LyingWitchInTheWardrobe · 05/02/2025 21:20

MellowTiger · 05/02/2025 18:12

Well you’re supportive aren’t you! It’s not remotely possible to identify this person from this. It literally could be your closest friend - all you would know is they’ve stopped working recently.

That was two days ago and the poster was pulled up on it already. Confused

This thread is supportive, didn't need this.

runningpram · 07/10/2025 18:39

I know this is now an older thread but it came up in my feed.

I went through something v similar a few years ago and posted about it on here.

It was incredibly traumatising because I knew I had really given my best and I always pride myself on that. Like you I was so embarrassed by it and thought I had been disgraced and was deserving of it in some way.

I wasn’t as senior as you by the sound of it but the person was quite high profile and I still hear about them a lot today. I was told at the time: ‘it is not because of your work, it is who you are’ - which in retrospect sounds as dodgy as hell and I wish I had challenged. I was too shocked at the time. Clearly looking back the reason was due to office politics and wanting some posh bloke who was a mate to do my role.
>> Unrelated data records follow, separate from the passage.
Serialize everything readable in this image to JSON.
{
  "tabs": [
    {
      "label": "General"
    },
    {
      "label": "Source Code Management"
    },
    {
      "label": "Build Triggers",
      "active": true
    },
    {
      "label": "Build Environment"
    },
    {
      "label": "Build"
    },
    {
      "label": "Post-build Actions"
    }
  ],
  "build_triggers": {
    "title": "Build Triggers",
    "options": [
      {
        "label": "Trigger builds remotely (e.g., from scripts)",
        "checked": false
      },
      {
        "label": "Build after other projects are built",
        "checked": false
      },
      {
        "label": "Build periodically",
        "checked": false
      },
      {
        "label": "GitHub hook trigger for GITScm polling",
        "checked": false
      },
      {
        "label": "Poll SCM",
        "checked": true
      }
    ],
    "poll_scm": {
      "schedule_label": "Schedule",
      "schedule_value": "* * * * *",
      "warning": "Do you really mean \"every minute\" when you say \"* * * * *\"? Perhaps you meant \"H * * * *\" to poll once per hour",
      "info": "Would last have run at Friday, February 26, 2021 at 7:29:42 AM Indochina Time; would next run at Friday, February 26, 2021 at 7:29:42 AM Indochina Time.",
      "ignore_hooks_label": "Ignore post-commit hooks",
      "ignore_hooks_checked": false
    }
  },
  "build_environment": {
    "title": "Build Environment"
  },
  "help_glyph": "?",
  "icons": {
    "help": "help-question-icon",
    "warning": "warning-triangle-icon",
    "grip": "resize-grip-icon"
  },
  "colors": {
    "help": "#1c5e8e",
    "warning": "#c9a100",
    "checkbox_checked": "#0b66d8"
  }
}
I am still really upset with my manager not standing up for me at all.Although they also fell foul of the CEO a but later.

The good news is that experience meant I had to move into an adjacent field.
I managed to gain a whole load of experience in a lot of different areas and now have a super duper job - paying pretty much double in a brilliant organisation, which I am loving! The CEO there is competent, intelligent and thinks I’m great!

So I really hope you are doing well now and this horrid episode is consigned to the dustbin of history!